Les auteurs de cet amendement proposent la suppression de l’article 3, qui modifie l’article 464-2 du code de procédure pénale.
Cet article reconfigure profondément les modalités selon lesquelles la juridiction de jugement décide de l’exécution des peines d’emprisonnement, en particulier pour les peines inférieures ou égales à deux ans.
Il élargit le champ d’intervention du tribunal en portant de un à deux ans le seuil à partir duquel celui-ci peut statuer sur les modalités d’exécution de la peine. Dans le même temps, il remplace une obligation par une simple faculté : là où la juridiction devait jusqu’à présent se prononcer sur l’aménagement de la peine, elle pourra désormais s’en abstenir.
En second lieu, l’article introduit un mécanisme central : lorsque le tribunal ne dispose pas des éléments nécessaires pour décider d’un aménagement, ou en cas de non-comparution du prévenu, il pourra renvoyer la décision au juge de l’application des peines (JAP), en convoquant ultérieurement le condamné devant ce dernier et le service pénitentiaire d’insertion et de probation (SPIP).

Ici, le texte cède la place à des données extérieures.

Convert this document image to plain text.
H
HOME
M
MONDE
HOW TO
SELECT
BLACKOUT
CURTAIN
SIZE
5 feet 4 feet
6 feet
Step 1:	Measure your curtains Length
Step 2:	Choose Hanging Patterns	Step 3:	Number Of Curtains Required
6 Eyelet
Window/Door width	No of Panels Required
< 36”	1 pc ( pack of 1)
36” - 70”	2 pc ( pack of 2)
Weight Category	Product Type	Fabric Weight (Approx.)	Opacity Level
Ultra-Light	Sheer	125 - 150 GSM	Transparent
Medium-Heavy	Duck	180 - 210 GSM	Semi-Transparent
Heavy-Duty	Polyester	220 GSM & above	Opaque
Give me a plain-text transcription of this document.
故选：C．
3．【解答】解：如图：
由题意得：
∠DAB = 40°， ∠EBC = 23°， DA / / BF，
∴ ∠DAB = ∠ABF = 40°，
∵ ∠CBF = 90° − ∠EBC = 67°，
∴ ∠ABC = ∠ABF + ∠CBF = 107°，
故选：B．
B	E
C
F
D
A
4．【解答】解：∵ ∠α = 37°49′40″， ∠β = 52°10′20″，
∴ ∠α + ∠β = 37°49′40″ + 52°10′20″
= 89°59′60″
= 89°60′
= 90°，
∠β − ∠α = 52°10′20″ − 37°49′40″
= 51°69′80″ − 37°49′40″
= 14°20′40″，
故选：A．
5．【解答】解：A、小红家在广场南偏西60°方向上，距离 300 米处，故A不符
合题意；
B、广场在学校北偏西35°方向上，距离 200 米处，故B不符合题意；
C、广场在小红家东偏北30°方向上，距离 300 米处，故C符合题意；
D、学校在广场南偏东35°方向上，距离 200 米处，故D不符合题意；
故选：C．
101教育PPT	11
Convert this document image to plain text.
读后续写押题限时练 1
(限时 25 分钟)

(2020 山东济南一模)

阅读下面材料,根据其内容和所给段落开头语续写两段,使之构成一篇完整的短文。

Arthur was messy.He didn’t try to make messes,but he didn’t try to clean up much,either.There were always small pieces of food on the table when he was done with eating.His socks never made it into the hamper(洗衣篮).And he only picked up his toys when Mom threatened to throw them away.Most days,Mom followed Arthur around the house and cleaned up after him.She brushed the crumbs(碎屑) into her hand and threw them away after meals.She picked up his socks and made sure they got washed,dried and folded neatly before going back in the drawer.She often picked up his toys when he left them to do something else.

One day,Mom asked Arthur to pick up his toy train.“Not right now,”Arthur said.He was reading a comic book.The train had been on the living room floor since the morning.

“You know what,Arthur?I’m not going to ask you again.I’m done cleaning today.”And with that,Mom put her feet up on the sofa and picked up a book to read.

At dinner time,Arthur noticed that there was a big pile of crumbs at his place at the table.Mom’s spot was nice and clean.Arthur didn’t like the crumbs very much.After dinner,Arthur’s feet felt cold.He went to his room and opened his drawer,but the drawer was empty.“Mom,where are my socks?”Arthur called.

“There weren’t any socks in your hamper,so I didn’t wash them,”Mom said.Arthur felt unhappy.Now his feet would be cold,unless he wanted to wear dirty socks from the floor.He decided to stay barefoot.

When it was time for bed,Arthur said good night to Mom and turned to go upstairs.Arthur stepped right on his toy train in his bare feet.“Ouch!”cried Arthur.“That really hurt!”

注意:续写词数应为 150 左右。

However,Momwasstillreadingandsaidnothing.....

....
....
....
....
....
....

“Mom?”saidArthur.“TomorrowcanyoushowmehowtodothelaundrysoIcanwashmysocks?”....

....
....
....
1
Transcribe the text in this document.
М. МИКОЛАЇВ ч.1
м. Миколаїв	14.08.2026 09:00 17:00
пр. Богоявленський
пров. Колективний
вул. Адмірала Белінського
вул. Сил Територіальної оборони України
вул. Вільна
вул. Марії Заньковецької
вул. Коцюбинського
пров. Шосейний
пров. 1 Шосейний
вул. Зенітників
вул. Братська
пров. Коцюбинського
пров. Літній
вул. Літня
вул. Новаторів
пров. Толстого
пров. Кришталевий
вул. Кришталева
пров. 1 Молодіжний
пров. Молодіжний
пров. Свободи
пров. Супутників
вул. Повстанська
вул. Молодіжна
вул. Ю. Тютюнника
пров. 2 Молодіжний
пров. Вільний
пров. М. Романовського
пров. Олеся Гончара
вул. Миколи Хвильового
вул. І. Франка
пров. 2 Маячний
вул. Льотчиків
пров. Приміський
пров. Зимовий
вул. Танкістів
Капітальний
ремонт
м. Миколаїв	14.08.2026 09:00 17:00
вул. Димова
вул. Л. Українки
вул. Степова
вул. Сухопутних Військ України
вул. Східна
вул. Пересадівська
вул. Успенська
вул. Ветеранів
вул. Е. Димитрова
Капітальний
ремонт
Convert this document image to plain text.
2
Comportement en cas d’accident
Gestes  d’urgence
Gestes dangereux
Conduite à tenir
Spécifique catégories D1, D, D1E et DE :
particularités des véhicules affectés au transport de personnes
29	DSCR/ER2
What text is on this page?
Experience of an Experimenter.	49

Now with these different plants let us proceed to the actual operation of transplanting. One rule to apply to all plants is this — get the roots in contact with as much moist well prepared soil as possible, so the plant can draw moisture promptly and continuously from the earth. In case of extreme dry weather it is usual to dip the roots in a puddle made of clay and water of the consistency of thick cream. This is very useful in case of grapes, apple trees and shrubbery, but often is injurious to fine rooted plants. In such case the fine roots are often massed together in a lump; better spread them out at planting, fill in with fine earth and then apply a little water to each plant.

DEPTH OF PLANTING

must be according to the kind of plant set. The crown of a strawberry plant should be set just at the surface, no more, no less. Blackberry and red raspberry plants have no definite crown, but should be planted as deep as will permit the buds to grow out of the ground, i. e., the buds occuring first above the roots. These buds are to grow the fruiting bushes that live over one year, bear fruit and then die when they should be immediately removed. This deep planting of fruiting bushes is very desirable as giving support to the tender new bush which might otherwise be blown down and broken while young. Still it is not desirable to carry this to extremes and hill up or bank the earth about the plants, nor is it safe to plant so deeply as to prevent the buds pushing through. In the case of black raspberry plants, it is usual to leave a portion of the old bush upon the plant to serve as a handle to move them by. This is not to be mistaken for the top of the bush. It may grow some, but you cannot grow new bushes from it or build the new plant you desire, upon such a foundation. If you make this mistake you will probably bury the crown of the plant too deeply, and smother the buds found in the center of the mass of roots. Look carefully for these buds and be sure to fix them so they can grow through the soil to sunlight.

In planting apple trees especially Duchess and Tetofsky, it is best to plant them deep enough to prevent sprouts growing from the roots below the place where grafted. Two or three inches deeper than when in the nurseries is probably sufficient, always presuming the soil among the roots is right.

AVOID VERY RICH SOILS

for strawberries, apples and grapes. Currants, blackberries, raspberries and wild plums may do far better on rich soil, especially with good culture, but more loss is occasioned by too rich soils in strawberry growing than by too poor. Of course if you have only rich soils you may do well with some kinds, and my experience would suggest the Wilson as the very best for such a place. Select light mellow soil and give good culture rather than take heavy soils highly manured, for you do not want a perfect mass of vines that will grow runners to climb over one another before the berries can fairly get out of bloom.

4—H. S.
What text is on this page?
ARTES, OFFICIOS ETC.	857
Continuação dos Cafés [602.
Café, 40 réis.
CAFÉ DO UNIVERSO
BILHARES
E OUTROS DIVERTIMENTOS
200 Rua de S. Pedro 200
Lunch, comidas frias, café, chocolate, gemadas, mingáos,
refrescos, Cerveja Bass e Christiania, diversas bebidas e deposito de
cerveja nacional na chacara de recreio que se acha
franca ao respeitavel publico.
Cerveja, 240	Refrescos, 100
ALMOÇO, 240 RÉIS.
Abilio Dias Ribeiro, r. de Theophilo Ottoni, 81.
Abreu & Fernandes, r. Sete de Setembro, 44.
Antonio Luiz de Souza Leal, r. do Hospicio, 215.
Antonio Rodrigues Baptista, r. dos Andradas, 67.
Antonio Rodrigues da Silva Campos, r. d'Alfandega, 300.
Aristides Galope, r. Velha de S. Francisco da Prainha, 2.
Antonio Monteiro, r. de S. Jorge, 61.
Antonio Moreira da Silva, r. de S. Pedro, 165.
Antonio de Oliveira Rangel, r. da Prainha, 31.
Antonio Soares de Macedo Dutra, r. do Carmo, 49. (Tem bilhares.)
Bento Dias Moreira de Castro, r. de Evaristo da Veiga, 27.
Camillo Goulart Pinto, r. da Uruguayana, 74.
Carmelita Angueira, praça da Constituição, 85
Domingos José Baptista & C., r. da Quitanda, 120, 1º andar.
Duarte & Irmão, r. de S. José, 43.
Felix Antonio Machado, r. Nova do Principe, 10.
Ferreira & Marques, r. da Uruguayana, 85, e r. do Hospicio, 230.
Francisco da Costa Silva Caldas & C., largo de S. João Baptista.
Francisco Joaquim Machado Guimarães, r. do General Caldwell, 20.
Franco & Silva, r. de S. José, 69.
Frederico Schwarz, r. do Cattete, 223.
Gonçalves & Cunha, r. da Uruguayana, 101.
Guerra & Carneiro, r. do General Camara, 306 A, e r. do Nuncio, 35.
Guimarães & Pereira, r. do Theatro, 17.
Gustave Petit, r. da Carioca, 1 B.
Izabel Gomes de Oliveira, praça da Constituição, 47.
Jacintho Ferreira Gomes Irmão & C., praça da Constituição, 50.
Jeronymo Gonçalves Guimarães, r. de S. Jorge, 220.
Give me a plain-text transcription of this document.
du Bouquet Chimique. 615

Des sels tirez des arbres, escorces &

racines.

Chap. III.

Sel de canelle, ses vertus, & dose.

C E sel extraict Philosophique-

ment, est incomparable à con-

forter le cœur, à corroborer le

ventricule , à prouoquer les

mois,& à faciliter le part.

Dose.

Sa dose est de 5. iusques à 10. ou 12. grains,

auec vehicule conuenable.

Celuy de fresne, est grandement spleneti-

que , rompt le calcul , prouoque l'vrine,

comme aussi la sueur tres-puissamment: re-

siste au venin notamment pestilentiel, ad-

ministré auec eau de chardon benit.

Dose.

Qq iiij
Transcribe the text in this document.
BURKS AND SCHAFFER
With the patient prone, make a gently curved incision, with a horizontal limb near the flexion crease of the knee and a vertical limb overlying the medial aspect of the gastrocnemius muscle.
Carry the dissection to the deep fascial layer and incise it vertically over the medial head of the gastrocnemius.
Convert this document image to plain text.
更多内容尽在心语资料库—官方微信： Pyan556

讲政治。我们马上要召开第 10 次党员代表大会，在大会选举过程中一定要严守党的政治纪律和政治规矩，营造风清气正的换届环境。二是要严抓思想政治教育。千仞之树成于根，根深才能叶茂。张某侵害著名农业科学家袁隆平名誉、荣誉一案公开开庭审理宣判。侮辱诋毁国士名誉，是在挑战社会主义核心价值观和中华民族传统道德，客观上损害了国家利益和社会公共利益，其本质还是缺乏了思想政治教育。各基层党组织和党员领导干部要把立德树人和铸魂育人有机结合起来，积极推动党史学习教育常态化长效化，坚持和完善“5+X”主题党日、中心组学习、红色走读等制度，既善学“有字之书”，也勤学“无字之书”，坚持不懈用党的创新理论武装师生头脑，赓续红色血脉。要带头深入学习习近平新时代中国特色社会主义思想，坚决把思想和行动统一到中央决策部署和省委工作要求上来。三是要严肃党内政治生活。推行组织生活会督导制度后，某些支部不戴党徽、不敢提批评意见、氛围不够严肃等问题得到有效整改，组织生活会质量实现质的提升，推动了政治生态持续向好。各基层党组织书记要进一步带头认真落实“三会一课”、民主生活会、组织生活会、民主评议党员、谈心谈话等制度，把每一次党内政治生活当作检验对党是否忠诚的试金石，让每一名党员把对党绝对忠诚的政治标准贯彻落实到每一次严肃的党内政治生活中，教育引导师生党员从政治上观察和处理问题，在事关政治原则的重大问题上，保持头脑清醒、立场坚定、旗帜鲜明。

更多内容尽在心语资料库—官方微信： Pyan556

Cela aurait pour conséquence des incarcérations par défaut dans l’intervalle, notamment lorsque le tribunal décide un placement ou un maintien en détention dans l’attente de l’intervention du juge de l’application des peines. Ainsi, il engendre une baisse d’individualisation des peines et affaiblit les garanties encadrant le recours à l’emprisonnement ferme.
Ce dispositif fait par ailleurs peser une charge supplémentaire sur les juges de l’application des peines et les services pénitentiaires d’insertion et de probation, déjà fortement sollicités, sans prévoir les moyens nécessaires pour assurer un suivi efficace des personnes condamnées.
Les auteurs demandent la suppression de cet article.